Sunday, January 15, 2012

Boot Camp training.....challenged by logic

Michael from Critical MAS posts a great observation here about "boot camp" training.  He points out that amid all the marketing hype currently around Boot Camp sessions that people are missing something key.  Just because young soliders making it through boot camps are "fit" it doesn't follow that their training got them fit.   Even without the fact that they are young people at their peak there is something else that we miss, the whole selection bias thing.

Boot camp training is for those who are already fit!  If you are not fit and able to do the training you are told to go away and come back when you are fit.

The biggest difference between real Basic Training and Boot Camp training is the massive pre-screening effort the Armed Forces does to ensure a higher rate of success. When you take a bunch of healthy men and women that are mostly 18-20 years old and subject them to high levels of training, they tend to respond positively. Young people have a greater window of recoverability. To further ensure success, the Armed Forces does extensive physicals on all enlistees. If you are overweight, you are instructed to “make weight” on your own before you can even start Basic Training.

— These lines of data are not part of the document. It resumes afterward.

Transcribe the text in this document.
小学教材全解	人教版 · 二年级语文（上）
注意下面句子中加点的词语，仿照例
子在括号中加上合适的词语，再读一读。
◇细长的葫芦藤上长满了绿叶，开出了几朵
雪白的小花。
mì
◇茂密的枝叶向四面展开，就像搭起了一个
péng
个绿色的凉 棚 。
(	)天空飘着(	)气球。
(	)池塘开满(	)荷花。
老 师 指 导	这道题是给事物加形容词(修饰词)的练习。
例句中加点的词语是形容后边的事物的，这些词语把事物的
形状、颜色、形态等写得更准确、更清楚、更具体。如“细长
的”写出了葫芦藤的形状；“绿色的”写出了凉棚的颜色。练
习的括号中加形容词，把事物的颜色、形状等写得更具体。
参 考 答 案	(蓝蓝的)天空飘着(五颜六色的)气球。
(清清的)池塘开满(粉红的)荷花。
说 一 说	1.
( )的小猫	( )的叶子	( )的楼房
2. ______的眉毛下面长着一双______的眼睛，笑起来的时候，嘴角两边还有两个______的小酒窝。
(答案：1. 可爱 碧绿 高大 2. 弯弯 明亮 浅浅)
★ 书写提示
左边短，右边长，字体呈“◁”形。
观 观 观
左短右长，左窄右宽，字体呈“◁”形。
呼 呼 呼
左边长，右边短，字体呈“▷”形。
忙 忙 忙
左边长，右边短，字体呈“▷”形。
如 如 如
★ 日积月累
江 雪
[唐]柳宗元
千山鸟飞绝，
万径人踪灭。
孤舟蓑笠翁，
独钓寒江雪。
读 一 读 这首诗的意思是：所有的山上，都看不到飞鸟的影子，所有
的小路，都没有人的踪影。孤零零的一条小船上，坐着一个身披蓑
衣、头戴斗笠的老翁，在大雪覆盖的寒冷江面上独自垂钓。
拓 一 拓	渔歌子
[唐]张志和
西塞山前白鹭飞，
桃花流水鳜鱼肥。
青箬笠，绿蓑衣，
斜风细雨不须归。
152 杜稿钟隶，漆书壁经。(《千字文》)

When you watch some movie or TV show showing buff soldiers doing exercises while some drill sergeant barks at them, what you aren’t seeing are all the candidates that were rejected by the recruiter or medical personnel. In other words, the military stacks the deck in their favor by selecting the candidates that can best respond to military training. The personal trainer in the park isn’t getting those people.

The take away lesson here is that soldiers were ALREADY LEAN AND HEALTHY before they ever started Basic Training. And it wasn’t Basic Training that made them lean and athletic. For most soldiers it was youth.

What Michael points out is actually true for most sports and for a lot of what passes as exercise.  Those who excel at it are generally fit already, despite their training.

This is something I try to get across in the Hillfit book, but Doug McGuff does a great job of tackling this in Body by Science too.